Parents can view who their kids are messaging with and control their privacy settings.

Meta

After years of scrutiny over its handling of teen safety on its platform, Meta is introducing a new type of account that will soon be required for all teens under 16 on Instagram. The new “teen accounts” add more parental supervision tools and automatically opt teens into stricter privacy settings that can only be adjusted with parental approval.

The changes are unlikely to satisfy Meta’s toughest critics, who have argued that the company puts its own profits ahead of teens’ safety and wellbeing. But the changes will be significant for the app’s legions of younger users who will face new restrictions on how they use the app.

With teen accounts, kids younger than 16 will be automatically opted into Instagram’s strictest privacy settings. Many of these settings, like automatically private accounts, the inability to message strangers and the limiting of “sensitive content” have already been in place for teenagers on Instagram. But younger teens will now be unable to change these settings without approval from a parent.
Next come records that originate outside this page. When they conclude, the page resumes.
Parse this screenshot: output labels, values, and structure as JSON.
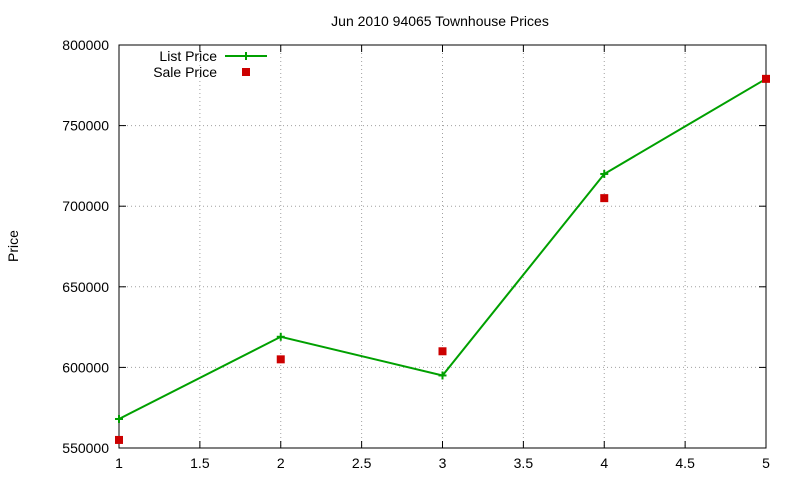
{
  "chart_data": {
    "type": "line",
    "title": "Jun 2010 94065 Townhouse Prices",
    "xlabel": "",
    "ylabel": "Price",
    "xlim": [
      1,
      5
    ],
    "ylim": [
      550000,
      800000
    ],
    "x_ticks": [
      1,
      1.5,
      2,
      2.5,
      3,
      3.5,
      4,
      4.5,
      5
    ],
    "x_tick_labels": [
      "1",
      "1.5",
      "2",
      "2.5",
      "3",
      "3.5",
      "4",
      "4.5",
      "5"
    ],
    "y_ticks": [
      550000,
      600000,
      650000,
      700000,
      750000,
      800000
    ],
    "y_tick_labels": [
      "550000",
      "600000",
      "650000",
      "700000",
      "750000",
      "800000"
    ],
    "grid": true,
    "legend_position": "top-left",
    "series": [
      {
        "name": "List Price",
        "style": "line-plus",
        "color": "#00a000",
        "x": [
          1,
          2,
          3,
          4,
          5
        ],
        "y": [
          568000,
          619000,
          595000,
          720000,
          779000
        ]
      },
      {
        "name": "Sale Price",
        "style": "square-points",
        "color": "#cc0000",
        "x": [
          1,
          2,
          3,
          4,
          5
        ],
        "y": [
          555000,
          605000,
          610000,
          705000,
          779000
        ]
      }
    ]
  }
}
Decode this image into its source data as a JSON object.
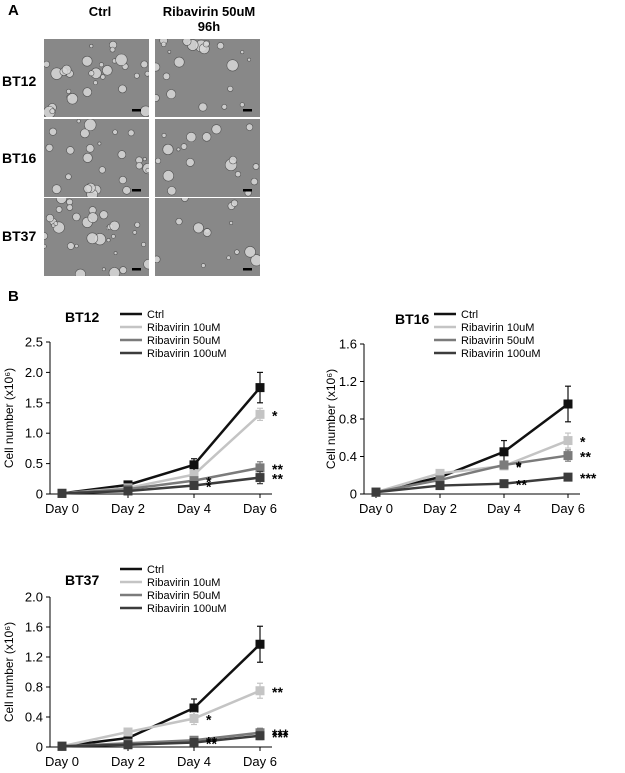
{
  "panel_a": {
    "letter": "A",
    "columns": [
      "Ctrl",
      "Ribavirin 50uM",
      "96h"
    ],
    "rows": [
      "BT12",
      "BT16",
      "BT37"
    ]
  },
  "panel_b": {
    "letter": "B"
  },
  "colors": {
    "ctrl": "#111111",
    "rib10": "#c4c4c4",
    "rib50": "#7b7b7b",
    "rib100": "#3c3c3c",
    "micro_bg": "#888888"
  },
  "chart_data": [
    {
      "type": "line",
      "title": "BT12",
      "ylabel": "Cell number (x10⁶)",
      "xlabel": "",
      "categories": [
        "Day 0",
        "Day 2",
        "Day 4",
        "Day 6"
      ],
      "ylim": [
        0,
        2.5
      ],
      "yticks": [
        "0",
        "0.5",
        "1.0",
        "1.5",
        "2.0",
        "2.5"
      ],
      "legend": "top-left",
      "series": [
        {
          "name": "Ctrl",
          "color_key": "ctrl",
          "values": [
            0.01,
            0.15,
            0.48,
            1.75
          ],
          "errors": [
            0,
            0.02,
            0.1,
            0.25
          ]
        },
        {
          "name": "Ribavirin 10uM",
          "color_key": "rib10",
          "values": [
            0.01,
            0.1,
            0.32,
            1.31
          ],
          "errors": [
            0,
            0.02,
            0.05,
            0.1
          ]
        },
        {
          "name": "Ribavirin 50uM",
          "color_key": "rib50",
          "values": [
            0.01,
            0.08,
            0.22,
            0.43
          ],
          "errors": [
            0,
            0.02,
            0.05,
            0.1
          ]
        },
        {
          "name": "Ribavirin 100uM",
          "color_key": "rib100",
          "values": [
            0.01,
            0.05,
            0.14,
            0.27
          ],
          "errors": [
            0,
            0.02,
            0.04,
            0.1
          ]
        }
      ],
      "annotations": [
        {
          "text": "*",
          "series": 1,
          "point": 3
        },
        {
          "text": "**",
          "series": 2,
          "point": 3
        },
        {
          "text": "**",
          "series": 3,
          "point": 3
        },
        {
          "text": "*",
          "series": 2,
          "point": 2
        },
        {
          "text": "*",
          "series": 3,
          "point": 2
        }
      ]
    },
    {
      "type": "line",
      "title": "BT16",
      "ylabel": "Cell number (x10⁶)",
      "xlabel": "",
      "categories": [
        "Day 0",
        "Day 2",
        "Day 4",
        "Day 6"
      ],
      "ylim": [
        0,
        1.6
      ],
      "yticks": [
        "0",
        "0.4",
        "0.8",
        "1.2",
        "1.6"
      ],
      "legend": "top-left",
      "series": [
        {
          "name": "Ctrl",
          "color_key": "ctrl",
          "values": [
            0.02,
            0.18,
            0.45,
            0.96
          ],
          "errors": [
            0,
            0.02,
            0.12,
            0.19
          ]
        },
        {
          "name": "Ribavirin 10uM",
          "color_key": "rib10",
          "values": [
            0.02,
            0.22,
            0.3,
            0.57
          ],
          "errors": [
            0,
            0.02,
            0.04,
            0.08
          ]
        },
        {
          "name": "Ribavirin 50uM",
          "color_key": "rib50",
          "values": [
            0.02,
            0.15,
            0.31,
            0.41
          ],
          "errors": [
            0,
            0.02,
            0.04,
            0.06
          ]
        },
        {
          "name": "Ribavirin 100uM",
          "color_key": "rib100",
          "values": [
            0.02,
            0.09,
            0.11,
            0.18
          ],
          "errors": [
            0,
            0.02,
            0.03,
            0.03
          ]
        }
      ],
      "annotations": [
        {
          "text": "*",
          "series": 1,
          "point": 3
        },
        {
          "text": "**",
          "series": 2,
          "point": 3
        },
        {
          "text": "***",
          "series": 3,
          "point": 3
        },
        {
          "text": "*",
          "series": 1,
          "point": 2
        },
        {
          "text": "*",
          "series": 2,
          "point": 2
        },
        {
          "text": "**",
          "series": 3,
          "point": 2
        }
      ]
    },
    {
      "type": "line",
      "title": "BT37",
      "ylabel": "Cell number (x10⁶)",
      "xlabel": "",
      "categories": [
        "Day 0",
        "Day 2",
        "Day 4",
        "Day 6"
      ],
      "ylim": [
        0,
        2.0
      ],
      "yticks": [
        "0",
        "0.4",
        "0.8",
        "1.2",
        "1.6",
        "2.0"
      ],
      "legend": "top-left",
      "series": [
        {
          "name": "Ctrl",
          "color_key": "ctrl",
          "values": [
            0.01,
            0.12,
            0.52,
            1.37
          ],
          "errors": [
            0,
            0.02,
            0.12,
            0.24
          ]
        },
        {
          "name": "Ribavirin 10uM",
          "color_key": "rib10",
          "values": [
            0.01,
            0.2,
            0.38,
            0.75
          ],
          "errors": [
            0,
            0.02,
            0.08,
            0.1
          ]
        },
        {
          "name": "Ribavirin 50uM",
          "color_key": "rib50",
          "values": [
            0.01,
            0.05,
            0.09,
            0.19
          ],
          "errors": [
            0,
            0.01,
            0.02,
            0.06
          ]
        },
        {
          "name": "Ribavirin 100uM",
          "color_key": "rib100",
          "values": [
            0.01,
            0.03,
            0.06,
            0.15
          ],
          "errors": [
            0,
            0.01,
            0.02,
            0.05
          ]
        }
      ],
      "annotations": [
        {
          "text": "**",
          "series": 1,
          "point": 3
        },
        {
          "text": "***",
          "series": 2,
          "point": 3
        },
        {
          "text": "***",
          "series": 3,
          "point": 3
        },
        {
          "text": "*",
          "series": 1,
          "point": 2
        },
        {
          "text": "**",
          "series": 2,
          "point": 2
        },
        {
          "text": "**",
          "series": 3,
          "point": 2
        }
      ]
    }
  ]
}
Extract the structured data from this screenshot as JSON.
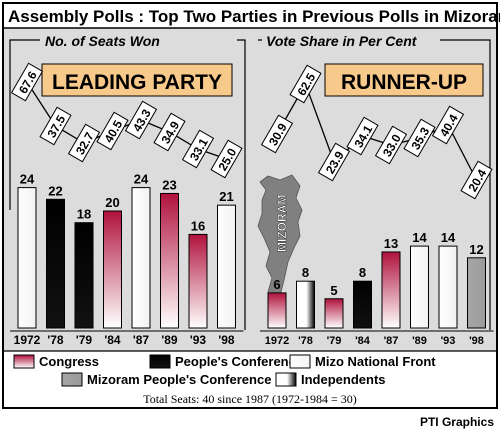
{
  "title": "Assembly Polls : Top Two Parties in Previous Polls in Mizoram",
  "credit": "PTI Graphics",
  "total_seats_note": "Total Seats: 40 since 1987 (1972-1984 = 30)",
  "state_label": "MIZORAM",
  "colors": {
    "panel_bg": "#dcdcdc",
    "banner_bg": "#f7c98a",
    "congress": "#b0123c",
    "peoples_conference": "#000000",
    "mnf": "#ffffff",
    "mpc": "#a6a6a6",
    "independents": "#000000",
    "map": "#808080"
  },
  "legend": [
    {
      "key": "congress",
      "label": "Congress"
    },
    {
      "key": "peoples_conference",
      "label": "People's Conference"
    },
    {
      "key": "mnf",
      "label": "Mizo National Front"
    },
    {
      "key": "mpc",
      "label": "Mizoram People's Conference"
    },
    {
      "key": "independents",
      "label": "Independents"
    }
  ],
  "chart_data": [
    {
      "type": "bar",
      "title": "LEADING PARTY",
      "subtitle": "No. of Seats Won",
      "categories": [
        "1972",
        "'78",
        "'79",
        "'84",
        "'87",
        "'89",
        "'93",
        "'98"
      ],
      "values": [
        24,
        22,
        18,
        20,
        24,
        23,
        16,
        21
      ],
      "parties": [
        "mnf",
        "peoples_conference",
        "peoples_conference",
        "congress",
        "mnf",
        "congress",
        "congress",
        "mnf"
      ],
      "ylim": [
        0,
        40
      ],
      "vote_share": {
        "label": "No. of Seats Won",
        "values": [
          "67.6",
          "37.5",
          "32.7",
          "40.5",
          "43.3",
          "34.9",
          "33.1",
          "25.0"
        ]
      }
    },
    {
      "type": "bar",
      "title": "RUNNER-UP",
      "subtitle": "Vote Share in Per Cent",
      "categories": [
        "1972",
        "'78",
        "'79",
        "'84",
        "'87",
        "'89",
        "'93",
        "'98"
      ],
      "values": [
        6,
        8,
        5,
        8,
        13,
        14,
        14,
        12
      ],
      "parties": [
        "congress",
        "independents",
        "congress",
        "peoples_conference",
        "congress",
        "mnf",
        "mnf",
        "mpc"
      ],
      "ylim": [
        0,
        40
      ],
      "vote_share": {
        "label": "Vote Share in Per Cent",
        "values": [
          "30.9",
          "62.5",
          "23.9",
          "34.1",
          "33.0",
          "35.3",
          "40.4",
          "20.4"
        ]
      }
    }
  ]
}
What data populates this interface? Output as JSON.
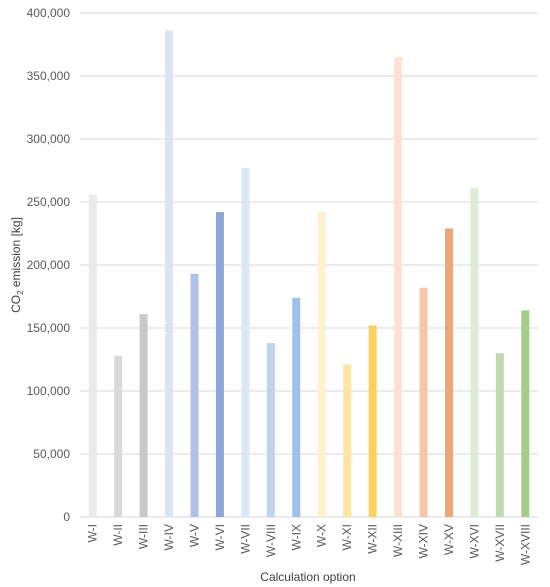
{
  "chart_data": {
    "type": "bar",
    "xlabel": "Calculation option",
    "ylabel_pre": "CO",
    "ylabel_sub": "2",
    "ylabel_post": " emission [kg]",
    "ylim": [
      0,
      400000
    ],
    "yticks": [
      "0",
      "50,000",
      "100,000",
      "150,000",
      "200,000",
      "250,000",
      "300,000",
      "350,000",
      "400,000"
    ],
    "grid": true,
    "categories": [
      "W-I",
      "W-II",
      "W-III",
      "W-IV",
      "W-V",
      "W-VI",
      "W-VII",
      "W-VIII",
      "W-IX",
      "W-X",
      "W-XI",
      "W-XII",
      "W-XIII",
      "W-XIV",
      "W-XV",
      "W-XVI",
      "W-XVII",
      "W-XVIII"
    ],
    "values": [
      256000,
      128000,
      161000,
      386000,
      193000,
      242000,
      277000,
      138000,
      174000,
      242000,
      121000,
      152000,
      365000,
      182000,
      229000,
      261000,
      130000,
      164000
    ],
    "colors": [
      "#ebebeb",
      "#d9d9d9",
      "#c9c9c9",
      "#dbe4f6",
      "#adc2e6",
      "#8ea7d9",
      "#dce6f6",
      "#bed4ea",
      "#9fc1e6",
      "#fdf2cf",
      "#fde6a3",
      "#f9d25e",
      "#fce2d4",
      "#f7c5a8",
      "#eda57a",
      "#deecd5",
      "#c1dbb0",
      "#a6cc8a"
    ]
  }
}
And, once a parent has set up Instagram’s in-app supervision tools, they’ll be able to monitor which accounts their kids are exchanging messages with (parents won’t see the contents of those DMs, however) as well as the types of topics their children are seeing posts about in their feeds. Parents will also have the ability to limit the amount of time their kids spend in the app by setting up “sleep mode” — which will mute notifications or make the app inaccessible entirely — or reminders to take breaks.

Parents will be able to see who their children are messaging with and limit their time in the app.
Meta

The changes, according to Meta, are meant to “give parents greater oversight of their teens’ experiences.” While the company has had some parental supervision features since 2022, the features were optional and required teens to opt-in to the controls. Teen accounts, on the other hand, will be mandatory for all teens younger than 16 and the more restrictive settings, like the ability to make an account public, aren’t able to be adjusted without parent approval.

The company says it also has a plan to find teens who have already lied about their age when setting up their Instagram account. Beginning next year, the company will use AI to detect signs an account may belong to a teen, like the age of other linked accounts and the ages on the accounts they frequently interact with, to find younger users trying to avoid its new restrictions. The app will then prompt users to verify their age.

In the meantime, Meta will start designating new accounts created by 13 to 15-year-olds as “teen accounts” beginning today. The company will start switching over existing teens into the accounts over the next two months in the US, Canada, UK and Australia, with a wider rollout in the European Union planned for “later this year.” Teen accounts will be available in other countries and on Meta’s other apps beginning in 2025.